紀伊国屋サザンシアター:http://www.kinokuniya.co.jp/05f/d_01/hall/hall01.html

Posted by shinobu at 16:04 | TrackBack

2001年06月04日

RSC『テンペスト』05/26-06/10東京グローブ座

 ロイヤル・シェイクスピア・カンパニー(RSC)と言えば、イギリスの劇団。
 本場の中の本場のシェイクスピアを専門にやる団体ですね。

 RSCは「冬物語」「マクベス」に続いて3度目の観劇なんですけどね。

 寝まくりました・・・。
 で、途中休憩でさわやかに劇場を後にしました・・・。

 とにかくつまんなくて下品でダメ!
 boring and annoying。しゃれになりません。

 ここまではっきりとマイナスなことを言える作品も久し振りです。大御所で。

Posted by shinobu at 10:58 | TrackBack

2001年06月03日

新国立劇場演劇『贋作・桜の森の満開の下』新国立劇場 中劇場06/01-30

話題のサクラ、観に行ってまいりました。

野田秀樹さんが劇団・夢の遊眠社時代に書いた作品の2度目の再演(1989年、1992年)です。
私は1度目の再演を観たことがあるのですが、
夜長姫役だった毬谷とも子さんの演技に感動したことを覚えています。

さて今回は9年振りということでキャストも一新です。
私の感想は・・・・

バラバラ。
ただ一言。
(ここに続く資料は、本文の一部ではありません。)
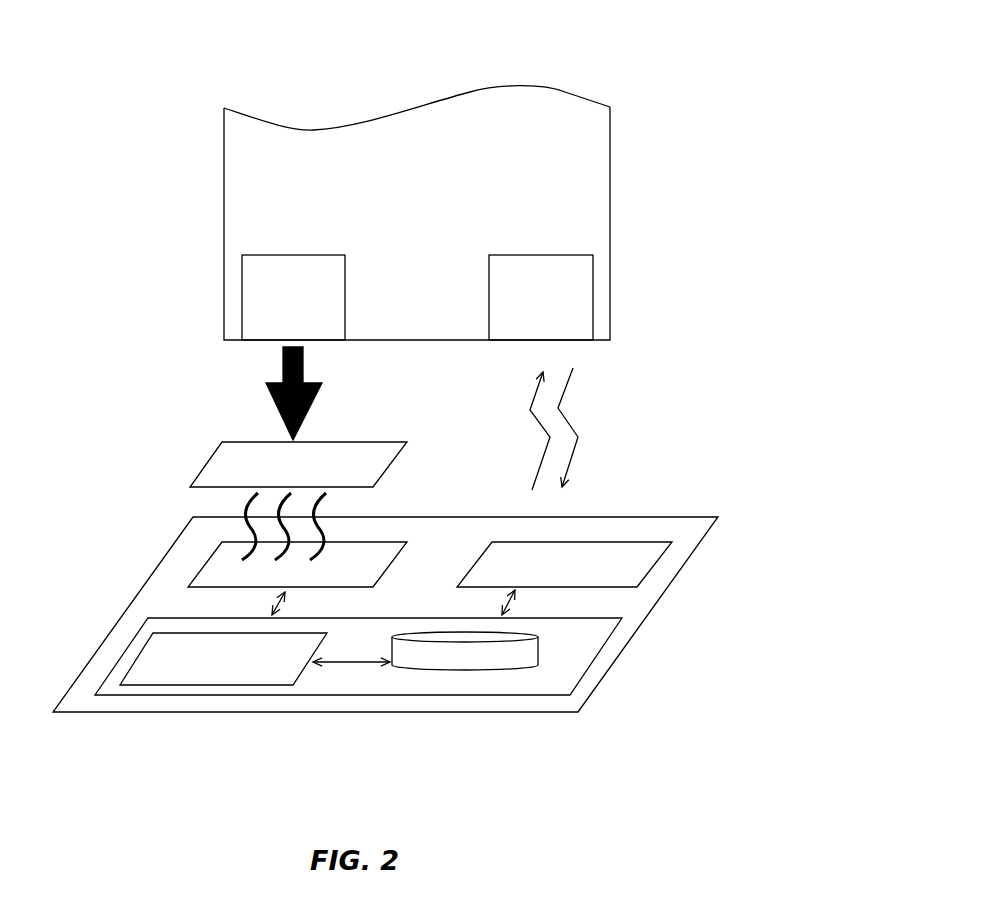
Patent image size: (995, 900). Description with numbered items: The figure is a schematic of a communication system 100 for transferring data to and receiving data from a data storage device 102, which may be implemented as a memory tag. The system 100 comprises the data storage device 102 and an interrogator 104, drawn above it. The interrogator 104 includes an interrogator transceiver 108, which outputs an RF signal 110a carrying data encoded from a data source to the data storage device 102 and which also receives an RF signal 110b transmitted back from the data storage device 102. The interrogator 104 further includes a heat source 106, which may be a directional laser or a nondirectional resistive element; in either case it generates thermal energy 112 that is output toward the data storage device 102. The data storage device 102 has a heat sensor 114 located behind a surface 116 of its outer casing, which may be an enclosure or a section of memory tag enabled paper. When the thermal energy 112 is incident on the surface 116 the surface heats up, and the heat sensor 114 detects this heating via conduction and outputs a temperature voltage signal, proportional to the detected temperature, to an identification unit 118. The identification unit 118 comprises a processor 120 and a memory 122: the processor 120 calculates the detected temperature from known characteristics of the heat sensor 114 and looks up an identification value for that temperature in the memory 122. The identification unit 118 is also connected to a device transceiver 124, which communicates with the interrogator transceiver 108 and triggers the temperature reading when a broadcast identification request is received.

The system 100 is at (660, 92).
The data storage device 102 is at (555, 718).
The interrogator 104 is at (220, 158).
The heat source 106 is at (240, 300).
The interrogator transceiver 108 is at (597, 297).
The RF signal 110a is at (567, 407).
The RF signal 110b is at (530, 397).
The thermal energy 112 is at (282, 373).
The heat sensor 114 is at (387, 537).
The surface 116 is at (205, 457).
The identification unit 118 is at (602, 648).
The processor 120 is at (202, 672).
The memory 122 is at (462, 673).
The device transceiver 124 is at (647, 575).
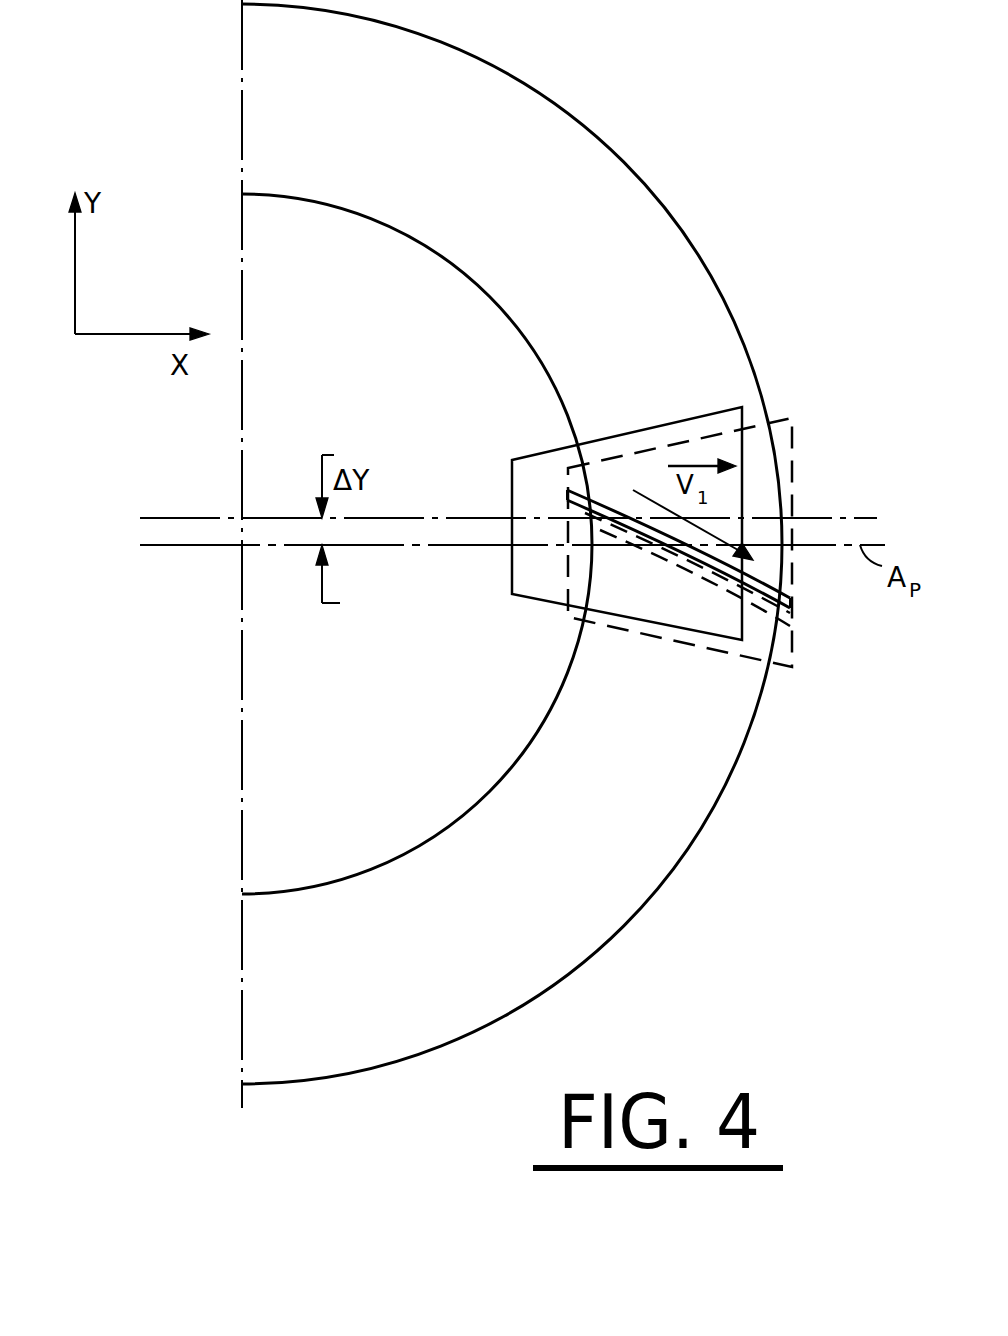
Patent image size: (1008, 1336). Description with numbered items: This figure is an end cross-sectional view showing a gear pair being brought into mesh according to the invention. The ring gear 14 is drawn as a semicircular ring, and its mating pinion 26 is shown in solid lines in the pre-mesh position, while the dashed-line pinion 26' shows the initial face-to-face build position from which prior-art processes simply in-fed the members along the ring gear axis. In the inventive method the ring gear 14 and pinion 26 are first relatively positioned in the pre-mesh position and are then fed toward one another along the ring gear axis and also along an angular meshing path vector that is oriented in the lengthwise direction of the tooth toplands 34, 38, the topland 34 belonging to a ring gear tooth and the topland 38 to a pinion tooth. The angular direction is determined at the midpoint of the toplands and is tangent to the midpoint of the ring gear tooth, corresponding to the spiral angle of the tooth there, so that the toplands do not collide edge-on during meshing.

「バラバラ」でした。

残念。
悲しいですよね。

役者も衣装も音響も舞台も、横のつながりが薄いというか。

例えば、恋している男女の間に恋を感じないんですよね。
そのシーンのBGMもやたら耳に付くし。衣装も飛びぬけすぎてる気がするし。

あと、これは前回も全く同様に感じたのですが、主要な役者以外を単なる雑魚として使うことが私にはとても受け入れ難いです。これはまさに個人的好みなのですが。

ただひたすら帰り道が寂しかったです。